I first read The Alchemist by Paulo Coelho some years ago: http://myjournalofbecomingawriter.blogspot.com/2011/09/alchemist.html It was like a lovely fable, and I vowed then to read it every year. But I haven’t.
I finally re-read The Alchemist last week. This time, the message of following your Personal Legend was not lost on me. I had forgotten my Personal Legend for so long, in favour of doing what I thought I should be doing, and of pleasing people that I don’t even care about!
In a particular passage, our hero is talking about his heart:
“People are afraid to pursue their most important dreams, because they feel that they don’t deserve them, or that they’ll be unable to achieve them … Their hearts become fearful just thinking of loved ones who go away forever, or of moments that could have been good but weren’t, or of treasures that might have been found but were forever hidden in the sands. Because when these things happen, we suffer terribly. My heart is afraid that I will have to suffer …”
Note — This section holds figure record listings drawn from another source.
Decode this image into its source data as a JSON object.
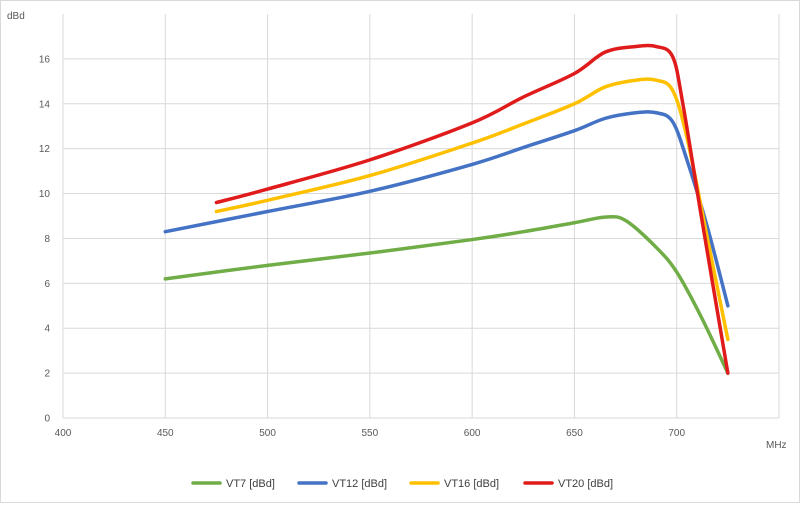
{
  "chart_data": {
    "type": "line",
    "title": "",
    "xlabel": "MHz",
    "ylabel": "dBd",
    "xlim": [
      400,
      750
    ],
    "ylim": [
      0,
      18
    ],
    "xticks": [
      400,
      450,
      500,
      550,
      600,
      650,
      700
    ],
    "yticks": [
      0,
      2,
      4,
      6,
      8,
      10,
      12,
      14,
      16
    ],
    "grid": true,
    "legend_position": "bottom",
    "series": [
      {
        "name": "VT7 [dBd]",
        "color": "#70ad47",
        "points": [
          [
            450,
            6.2
          ],
          [
            500,
            6.8
          ],
          [
            550,
            7.35
          ],
          [
            600,
            7.95
          ],
          [
            625,
            8.3
          ],
          [
            650,
            8.7
          ],
          [
            665,
            8.95
          ],
          [
            675,
            8.8
          ],
          [
            690,
            7.6
          ],
          [
            700,
            6.5
          ],
          [
            712,
            4.5
          ],
          [
            725,
            2.0
          ]
        ]
      },
      {
        "name": "VT12 [dBd]",
        "color": "#4472c4",
        "points": [
          [
            450,
            8.3
          ],
          [
            500,
            9.2
          ],
          [
            550,
            10.1
          ],
          [
            600,
            11.3
          ],
          [
            625,
            12.05
          ],
          [
            650,
            12.8
          ],
          [
            665,
            13.35
          ],
          [
            680,
            13.6
          ],
          [
            690,
            13.6
          ],
          [
            698,
            13.2
          ],
          [
            705,
            11.5
          ],
          [
            715,
            8.5
          ],
          [
            725,
            5.0
          ]
        ]
      },
      {
        "name": "VT16 [dBd]",
        "color": "#ffc000",
        "points": [
          [
            475,
            9.2
          ],
          [
            500,
            9.7
          ],
          [
            550,
            10.8
          ],
          [
            600,
            12.25
          ],
          [
            625,
            13.1
          ],
          [
            650,
            14.0
          ],
          [
            665,
            14.75
          ],
          [
            680,
            15.05
          ],
          [
            690,
            15.05
          ],
          [
            698,
            14.6
          ],
          [
            705,
            12.5
          ],
          [
            715,
            8.0
          ],
          [
            725,
            3.5
          ]
        ]
      },
      {
        "name": "VT20 [dBd]",
        "color": "#e01b1b",
        "points": [
          [
            475,
            9.6
          ],
          [
            500,
            10.2
          ],
          [
            550,
            11.5
          ],
          [
            600,
            13.15
          ],
          [
            625,
            14.3
          ],
          [
            650,
            15.35
          ],
          [
            665,
            16.3
          ],
          [
            680,
            16.55
          ],
          [
            690,
            16.55
          ],
          [
            698,
            16.1
          ],
          [
            703,
            14.0
          ],
          [
            712,
            9.0
          ],
          [
            725,
            2.0
          ]
        ]
      }
    ]
  }
}
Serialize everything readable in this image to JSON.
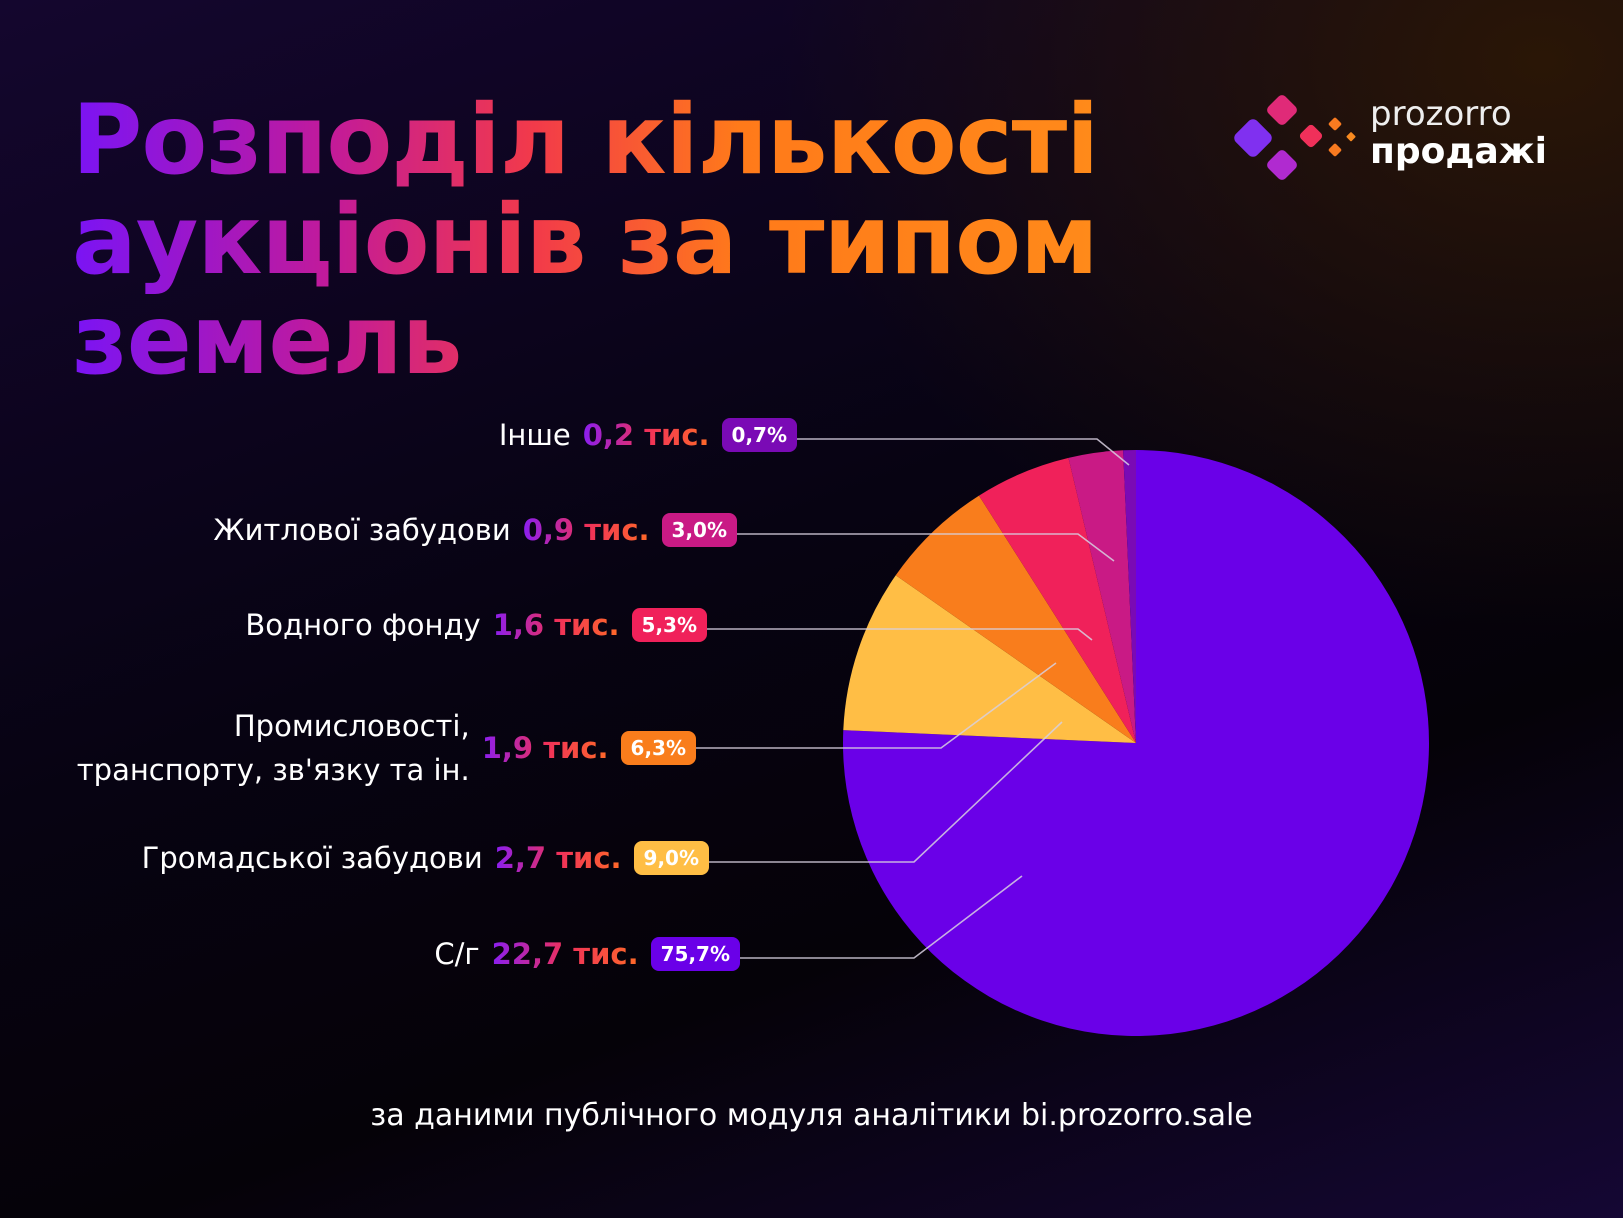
{
  "title": {
    "line1": "Розподіл кількості",
    "line2": "аукціонів за типом",
    "line3": "земель"
  },
  "logo": {
    "line1": "prozorro",
    "line2": "продажі"
  },
  "footer": "за даними публічного модуля аналітики bi.prozorro.sale",
  "chart_data": {
    "type": "pie",
    "title": "Розподіл кількості аукціонів за типом земель",
    "unit": "тис.",
    "slices": [
      {
        "label": "С/г",
        "value": 22.7,
        "value_text": "22,7 тис.",
        "percent": 75.7,
        "percent_text": "75,7%",
        "color": "#6a00e8"
      },
      {
        "label": "Громадської забудови",
        "value": 2.7,
        "value_text": "2,7 тис.",
        "percent": 9.0,
        "percent_text": "9,0%",
        "color": "#ffbe45"
      },
      {
        "label": "Промисловості, транспорту, зв'язку та ін.",
        "label_line1": "Промисловості,",
        "label_line2": "транспорту, зв'язку та ін.",
        "value": 1.9,
        "value_text": "1,9 тис.",
        "percent": 6.3,
        "percent_text": "6,3%",
        "color": "#f97d1c"
      },
      {
        "label": "Водного фонду",
        "value": 1.6,
        "value_text": "1,6 тис.",
        "percent": 5.3,
        "percent_text": "5,3%",
        "color": "#f0215a"
      },
      {
        "label": "Житлової забудови",
        "value": 0.9,
        "value_text": "0,9 тис.",
        "percent": 3.0,
        "percent_text": "3,0%",
        "color": "#c91a85"
      },
      {
        "label": "Інше",
        "value": 0.2,
        "value_text": "0,2 тис.",
        "percent": 0.7,
        "percent_text": "0,7%",
        "color": "#7a0ab5"
      }
    ]
  }
}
Then the alchemist says to the boy:
“…The fear of suffering is worse than the suffering itself … No heart has ever suffered when it goes in search of its dreams … Unfortunately, very few follow the path laid out from them – the path of their Personal Legends, and to happiness. Most people see the world as a threatening place, and, because they do, the world turns out, indeed, to be a threatening place.”
The book also says that the world’s greatest lie is that “…at a certain point in our lives, we lose control of what’s happening to us, and our lives become controlled by fate.” I don’t believe in fate – I want to believe that I have control and choices in the course of my life.
One of the main messages, which is repeated about four times, and which I somehow missed on my first reading, is that when you want something the whole universe will conspire together to help you get it.
We must also be aware of the principle of favourability: beginners luck. And be aware that we will be tested the closer we get to our goal: the darkest hour of the night comes just before the dawn.
This little fable is a message of hope – and it’s come at just the right time for me.